Os senadores também destacaram o fato de o projeto do senador Alvaro Dias obrigar que os contratos da CBF e das federações sejam públicos e estejam disponíveis na internet. O texto da proposição do senador paranaense determina que, se qualquer dessas determinações for violada, haverá a suspensão de benefícios que tais entidades recebem do governo federal e ainda do repasse de dinheiro das loterias federais.

“Meu projeto visa impedir que as gestões da CBF e das federações de futebol possam vir a ser capturadas por interesses escusos que objetivam simplesmente o enriquecimento de alguns à custa da alienação do nosso maior patrimônio cultural esportivo”, afirmou o senador.

Ainda de acordo com a proposta de Alvaro Dias, a punição para os cambistas será mais rigorosa e os dirigentes da CBF e das federações poderão ser convocados para depor em comissões do Senado ou da Câmara dos Deputados.

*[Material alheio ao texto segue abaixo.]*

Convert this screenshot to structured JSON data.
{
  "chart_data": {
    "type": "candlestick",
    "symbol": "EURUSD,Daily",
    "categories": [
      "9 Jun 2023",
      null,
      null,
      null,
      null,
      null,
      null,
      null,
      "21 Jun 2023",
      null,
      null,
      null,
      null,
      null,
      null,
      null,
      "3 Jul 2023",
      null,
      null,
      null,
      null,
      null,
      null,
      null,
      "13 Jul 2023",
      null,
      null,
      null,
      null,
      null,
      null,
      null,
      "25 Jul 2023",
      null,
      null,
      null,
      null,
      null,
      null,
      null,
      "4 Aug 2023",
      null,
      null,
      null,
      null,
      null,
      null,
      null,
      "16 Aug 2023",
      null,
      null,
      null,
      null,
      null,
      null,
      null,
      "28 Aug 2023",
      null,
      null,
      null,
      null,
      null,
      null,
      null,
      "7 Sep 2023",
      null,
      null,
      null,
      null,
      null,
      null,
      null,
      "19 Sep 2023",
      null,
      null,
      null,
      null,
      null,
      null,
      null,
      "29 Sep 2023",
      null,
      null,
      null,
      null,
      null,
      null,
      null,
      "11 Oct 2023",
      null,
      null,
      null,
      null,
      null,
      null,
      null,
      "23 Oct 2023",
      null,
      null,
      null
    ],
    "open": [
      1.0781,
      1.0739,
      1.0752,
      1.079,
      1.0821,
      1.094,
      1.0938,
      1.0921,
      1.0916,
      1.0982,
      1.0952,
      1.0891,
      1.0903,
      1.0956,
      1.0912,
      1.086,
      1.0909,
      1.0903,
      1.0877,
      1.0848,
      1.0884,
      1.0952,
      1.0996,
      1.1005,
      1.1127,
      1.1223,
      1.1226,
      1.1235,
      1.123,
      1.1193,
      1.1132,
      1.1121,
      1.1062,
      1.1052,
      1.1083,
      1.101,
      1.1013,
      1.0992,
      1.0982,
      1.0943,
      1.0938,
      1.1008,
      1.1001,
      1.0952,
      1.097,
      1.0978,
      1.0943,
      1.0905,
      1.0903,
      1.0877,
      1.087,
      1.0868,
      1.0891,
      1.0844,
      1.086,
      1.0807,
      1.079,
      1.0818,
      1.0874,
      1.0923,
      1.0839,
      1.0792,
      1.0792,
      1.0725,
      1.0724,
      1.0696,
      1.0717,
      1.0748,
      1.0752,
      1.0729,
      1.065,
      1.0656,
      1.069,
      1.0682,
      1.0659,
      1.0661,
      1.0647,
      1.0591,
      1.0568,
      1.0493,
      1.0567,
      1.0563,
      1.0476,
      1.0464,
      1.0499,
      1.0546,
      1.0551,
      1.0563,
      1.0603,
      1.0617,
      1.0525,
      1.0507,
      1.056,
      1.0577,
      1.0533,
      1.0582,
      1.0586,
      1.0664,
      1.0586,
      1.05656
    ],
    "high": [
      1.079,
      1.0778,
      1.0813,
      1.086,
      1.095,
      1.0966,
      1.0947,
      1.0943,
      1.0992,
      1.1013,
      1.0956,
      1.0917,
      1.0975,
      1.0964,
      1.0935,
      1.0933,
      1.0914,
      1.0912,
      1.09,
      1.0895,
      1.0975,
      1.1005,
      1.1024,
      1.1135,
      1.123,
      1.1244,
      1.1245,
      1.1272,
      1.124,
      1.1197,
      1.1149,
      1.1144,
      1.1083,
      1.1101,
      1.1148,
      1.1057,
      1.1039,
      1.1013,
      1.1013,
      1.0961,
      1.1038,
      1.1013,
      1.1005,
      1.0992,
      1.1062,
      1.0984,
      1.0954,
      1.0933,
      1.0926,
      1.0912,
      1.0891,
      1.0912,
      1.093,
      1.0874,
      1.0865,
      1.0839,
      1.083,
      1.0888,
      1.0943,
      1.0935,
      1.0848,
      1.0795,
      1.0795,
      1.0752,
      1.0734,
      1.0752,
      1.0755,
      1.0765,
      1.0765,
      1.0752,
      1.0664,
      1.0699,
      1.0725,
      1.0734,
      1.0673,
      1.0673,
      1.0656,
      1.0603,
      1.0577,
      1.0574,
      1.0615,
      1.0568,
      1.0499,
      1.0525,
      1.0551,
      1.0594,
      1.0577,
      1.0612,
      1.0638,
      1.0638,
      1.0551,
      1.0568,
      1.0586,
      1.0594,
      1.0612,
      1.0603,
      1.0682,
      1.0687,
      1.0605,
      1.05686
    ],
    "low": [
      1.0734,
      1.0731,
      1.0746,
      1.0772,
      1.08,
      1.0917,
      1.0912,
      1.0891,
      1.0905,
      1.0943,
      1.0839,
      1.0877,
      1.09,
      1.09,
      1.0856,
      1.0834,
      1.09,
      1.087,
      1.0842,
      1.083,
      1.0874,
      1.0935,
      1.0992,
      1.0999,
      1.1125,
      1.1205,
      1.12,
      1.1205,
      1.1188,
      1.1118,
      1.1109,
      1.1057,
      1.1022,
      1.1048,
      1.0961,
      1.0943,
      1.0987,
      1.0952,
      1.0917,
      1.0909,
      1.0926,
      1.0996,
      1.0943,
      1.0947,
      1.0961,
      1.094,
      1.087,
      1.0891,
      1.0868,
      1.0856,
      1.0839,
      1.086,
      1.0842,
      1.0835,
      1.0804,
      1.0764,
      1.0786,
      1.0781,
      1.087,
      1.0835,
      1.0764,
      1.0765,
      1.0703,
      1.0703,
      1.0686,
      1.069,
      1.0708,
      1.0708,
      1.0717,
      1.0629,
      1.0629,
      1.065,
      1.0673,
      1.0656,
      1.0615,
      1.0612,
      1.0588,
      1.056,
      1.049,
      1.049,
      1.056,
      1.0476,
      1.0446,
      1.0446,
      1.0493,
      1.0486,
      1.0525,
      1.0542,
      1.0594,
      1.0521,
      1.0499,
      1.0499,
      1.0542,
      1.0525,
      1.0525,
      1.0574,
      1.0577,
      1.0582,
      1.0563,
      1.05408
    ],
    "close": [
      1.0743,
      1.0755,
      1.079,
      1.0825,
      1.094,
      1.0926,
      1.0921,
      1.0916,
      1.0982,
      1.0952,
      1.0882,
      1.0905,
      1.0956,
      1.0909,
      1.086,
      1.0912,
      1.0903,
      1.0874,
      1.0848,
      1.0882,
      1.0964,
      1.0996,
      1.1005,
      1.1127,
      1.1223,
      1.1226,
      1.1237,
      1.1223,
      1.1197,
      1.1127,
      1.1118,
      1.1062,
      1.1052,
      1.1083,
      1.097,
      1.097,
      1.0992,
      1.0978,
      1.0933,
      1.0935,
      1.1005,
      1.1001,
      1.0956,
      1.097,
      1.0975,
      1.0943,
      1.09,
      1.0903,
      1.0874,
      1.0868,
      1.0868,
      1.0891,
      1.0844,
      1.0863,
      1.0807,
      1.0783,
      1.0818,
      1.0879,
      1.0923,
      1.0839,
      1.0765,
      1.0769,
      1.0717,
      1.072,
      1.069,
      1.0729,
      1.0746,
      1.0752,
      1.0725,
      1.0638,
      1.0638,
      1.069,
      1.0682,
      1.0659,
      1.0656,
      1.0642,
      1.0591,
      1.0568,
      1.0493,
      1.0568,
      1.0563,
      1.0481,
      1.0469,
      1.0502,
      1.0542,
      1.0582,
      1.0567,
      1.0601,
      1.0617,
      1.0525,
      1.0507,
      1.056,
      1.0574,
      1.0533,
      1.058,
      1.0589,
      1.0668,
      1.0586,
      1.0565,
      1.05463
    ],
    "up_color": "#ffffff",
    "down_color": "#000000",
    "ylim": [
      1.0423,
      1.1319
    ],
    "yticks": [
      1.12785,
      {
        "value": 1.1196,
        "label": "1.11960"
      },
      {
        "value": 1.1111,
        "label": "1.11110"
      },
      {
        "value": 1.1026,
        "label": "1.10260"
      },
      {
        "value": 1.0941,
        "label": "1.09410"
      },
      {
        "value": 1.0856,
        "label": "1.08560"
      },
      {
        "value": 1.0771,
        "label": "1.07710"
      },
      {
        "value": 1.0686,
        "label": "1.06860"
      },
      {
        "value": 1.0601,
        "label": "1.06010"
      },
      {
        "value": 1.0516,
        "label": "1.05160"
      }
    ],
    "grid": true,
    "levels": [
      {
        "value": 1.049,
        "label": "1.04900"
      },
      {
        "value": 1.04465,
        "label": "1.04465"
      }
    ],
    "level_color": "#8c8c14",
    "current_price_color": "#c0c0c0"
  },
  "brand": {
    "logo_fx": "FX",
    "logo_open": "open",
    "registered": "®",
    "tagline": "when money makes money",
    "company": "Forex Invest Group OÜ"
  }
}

“A nossa esperança é de que este projeto represente agora o início de um grande debate, que já travamos em 2001 na CPI do Futebol, que deu origem ao Estatuto do Torcedor, à Lei de Responsabilidade do Desporto Nacional, significando, portanto, um avanço inquestionável. Mas devemos avançar mais agora, sobretudo aprendendo com o fracasso, aprendendo com a derrota. Podemos, sim, abrir caminhos para a evolução, para a organização, para a competência, para a transparência e moralidade. Certamente isso será coroado de êxito e vitória, se assim acontecer, êxito obviamente no que diz respeito à gestão dos negócios do futebol brasileiro”, concluiu o senador Alvaro Dias, no Plenário.